The evolution of the Sun's birth cluster and the search for the solar siblings with Gaia

TL;DR

This study uses detailed simulations to predict where solar siblings might be found in Gaia data, helping astronomers identify stars born with the Sun despite the complex Galactic environment.

Contribution

It provides robust predictions of the current phase space distribution of solar siblings, accounting for various initial conditions and Galactic potential models, aiding future observational searches.

Findings

Disruption timescales are insensitive to non-axisymmetric Galactic components.

Predicted regions with high solar sibling density in Gaia data.
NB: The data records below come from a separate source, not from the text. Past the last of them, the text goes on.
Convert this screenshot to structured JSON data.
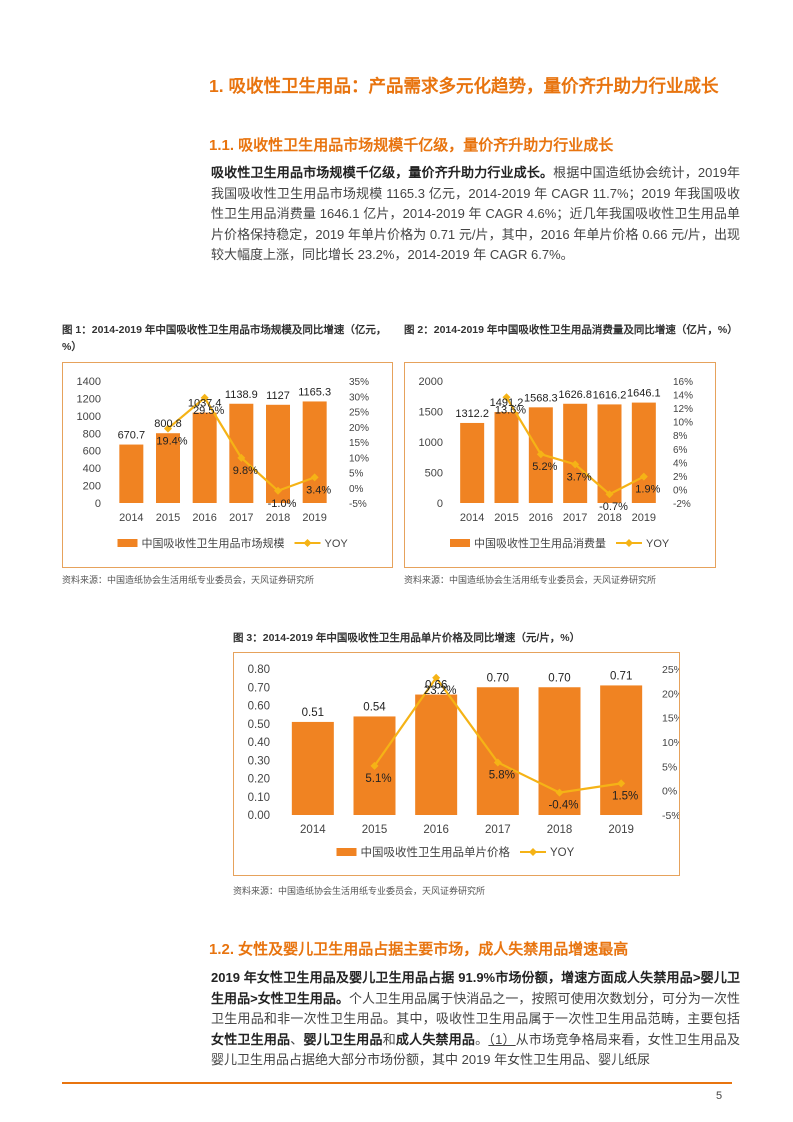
{
  "section": {
    "h1": "1. 吸收性卫生用品：产品需求多元化趋势，量价齐升助力行业成长",
    "h2_1": "1.1. 吸收性卫生用品市场规模千亿级，量价齐升助力行业成长",
    "p1_bold": "吸收性卫生用品市场规模千亿级，量价齐升助力行业成长。",
    "p1_text": "根据中国造纸协会统计，2019年我国吸收性卫生用品市场规模 1165.3 亿元，2014-2019 年 CAGR 11.7%；2019 年我国吸收性卫生用品消费量 1646.1 亿片，2014-2019 年 CAGR 4.6%；近几年我国吸收性卫生用品单片价格保持稳定，2019 年单片价格为 0.71 元/片，其中，2016 年单片价格 0.66 元/片，出现较大幅度上涨，同比增长 23.2%，2014-2019 年 CAGR 6.7%。",
    "h2_2": "1.2. 女性及婴儿卫生用品占据主要市场，成人失禁用品增速最高",
    "p2_bold": "2019 年女性卫生用品及婴儿卫生用品占据 91.9%市场份额，增速方面成人失禁用品>婴儿卫生用品>女性卫生用品。",
    "p2_text1": "个人卫生用品属于快消品之一，按照可使用次数划分，可分为一次性卫生用品和非一次性卫生用品。其中，吸收性卫生用品属于一次性卫生用品范畴，主要包括",
    "p2_b1": "女性卫生用品",
    "p2_sep1": "、",
    "p2_b2": "婴儿卫生用品",
    "p2_sep2": "和",
    "p2_b3": "成人失禁用品",
    "p2_sep3": "。",
    "p2_u": "（1）",
    "p2_text2": "从市场竞争格局来看，女性卫生用品及婴儿卫生用品占据绝大部分市场份额，其中 2019 年女性卫生用品、婴儿纸尿"
  },
  "figures": {
    "fig1_caption": "图 1：2014-2019 年中国吸收性卫生用品市场规模及同比增速（亿元，%）",
    "fig2_caption": "图 2：2014-2019 年中国吸收性卫生用品消费量及同比增速（亿片，%）",
    "fig3_caption": "图 3：2014-2019 年中国吸收性卫生用品单片价格及同比增速（元/片，%）",
    "source": "资料来源：中国造纸协会生活用纸专业委员会，天风证券研究所"
  },
  "chart_data": [
    {
      "type": "bar",
      "categories": [
        "2014",
        "2015",
        "2016",
        "2017",
        "2018",
        "2019"
      ],
      "series": [
        {
          "name": "中国吸收性卫生用品市场规模",
          "values": [
            670.7,
            800.8,
            1037.4,
            1138.9,
            1127,
            1165.3
          ],
          "labels": [
            "670.7",
            "800.8",
            "1037.4",
            "1138.9",
            "1127",
            "1165.3"
          ]
        },
        {
          "name": "YOY",
          "type": "line",
          "values": [
            null,
            19.4,
            29.5,
            9.8,
            -1.0,
            3.4
          ],
          "labels": [
            "",
            "19.4%",
            "29.5%",
            "9.8%",
            "-1.0%",
            "3.4%"
          ]
        }
      ],
      "ylim": [
        0,
        1400
      ],
      "yticks": [
        "0",
        "200",
        "400",
        "600",
        "800",
        "1000",
        "1200",
        "1400"
      ],
      "y2lim": [
        -5,
        35
      ],
      "y2ticks": [
        "-5%",
        "0%",
        "5%",
        "10%",
        "15%",
        "20%",
        "25%",
        "30%",
        "35%"
      ],
      "legend": "bottom"
    },
    {
      "type": "bar",
      "categories": [
        "2014",
        "2015",
        "2016",
        "2017",
        "2018",
        "2019"
      ],
      "series": [
        {
          "name": "中国吸收性卫生用品消费量",
          "values": [
            1312.2,
            1491.2,
            1568.3,
            1626.8,
            1616.2,
            1646.1
          ],
          "labels": [
            "1312.2",
            "1491.2",
            "1568.3",
            "1626.8",
            "1616.2",
            "1646.1"
          ]
        },
        {
          "name": "YOY",
          "type": "line",
          "values": [
            null,
            13.6,
            5.2,
            3.7,
            -0.7,
            1.9
          ],
          "labels": [
            "",
            "13.6%",
            "5.2%",
            "3.7%",
            "-0.7%",
            "1.9%"
          ]
        }
      ],
      "ylim": [
        0,
        2000
      ],
      "yticks": [
        "0",
        "500",
        "1000",
        "1500",
        "2000"
      ],
      "y2lim": [
        -2,
        16
      ],
      "y2ticks": [
        "-2%",
        "0%",
        "2%",
        "4%",
        "6%",
        "8%",
        "10%",
        "12%",
        "14%",
        "16%"
      ],
      "legend": "bottom"
    },
    {
      "type": "bar",
      "categories": [
        "2014",
        "2015",
        "2016",
        "2017",
        "2018",
        "2019"
      ],
      "series": [
        {
          "name": "中国吸收性卫生用品单片价格",
          "values": [
            0.51,
            0.54,
            0.66,
            0.7,
            0.7,
            0.71
          ],
          "labels": [
            "0.51",
            "0.54",
            "0.66",
            "0.70",
            "0.70",
            "0.71"
          ]
        },
        {
          "name": "YOY",
          "type": "line",
          "values": [
            null,
            5.1,
            23.2,
            5.8,
            -0.4,
            1.5
          ],
          "labels": [
            "",
            "5.1%",
            "23.2%",
            "5.8%",
            "-0.4%",
            "1.5%"
          ]
        }
      ],
      "ylim": [
        0,
        0.8
      ],
      "yticks": [
        "0.00",
        "0.10",
        "0.20",
        "0.30",
        "0.40",
        "0.50",
        "0.60",
        "0.70",
        "0.80"
      ],
      "y2lim": [
        -5,
        25
      ],
      "y2ticks": [
        "-5%",
        "0%",
        "5%",
        "10%",
        "15%",
        "20%",
        "25%"
      ],
      "legend": "bottom"
    }
  ],
  "colors": {
    "bar": "#F08322",
    "line": "#F5B316",
    "accent": "#E8740F"
  },
  "page_number": "5"
}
Robust phase space location estimates for solar siblings.

Abstract

We use self-consistent numerical simulations of the evolution and disruption of the Sun's birth cluster in the Milky Way potential to investigate the present-day phase space distribution of the Sun's siblings. The simulations include the gravitational N-body forces within the cluster and the effects of stellar evolution on the cluster population. In addition the gravitational forces due to the Milky Way potential are accounted for in a self-consistent manner. Our aim is to understand how the astrometric and radial velocity data from the Gaia mission can be used to pre-select solar sibling candidates. We vary the initial conditions of the Sun's birth cluster, as well as the parameters of the Galactic potential. We show that the disruption time-scales of the cluster are insensitive to the details of the non-axisymmetric components of the Milky Way model and we make predictions, averaged over the different simulated possibilities, about the number of solar siblings that should appear in surveys such as Gaia or GALAH. We find a large variety of present-day phase space distributions of solar siblings, which depend on the cluster initial conditions and the Milky Way model parameters. We show that nevertheless robust predictions can be made about the location of the solar siblings in the space of parallaxes ($\varpi$), proper motions ($\mu$) and radial velocities ($V_\mathrm{r}$). By calculating the ratio of the number of simulated solar siblings to that of the number of stars in a model Galactic disk, we find that this ratio is above 0.5 in the region given by: $\varpi \geq 5$mas, $4 \leq \mu \leq 6$masyr$^{-1}$, and $-2\leq V_\mathrm{r} \leq 0$kms$^{-1}$. Selecting stars from this region should increase the probability of success in identifying solar siblings through follow up observations [Abridged].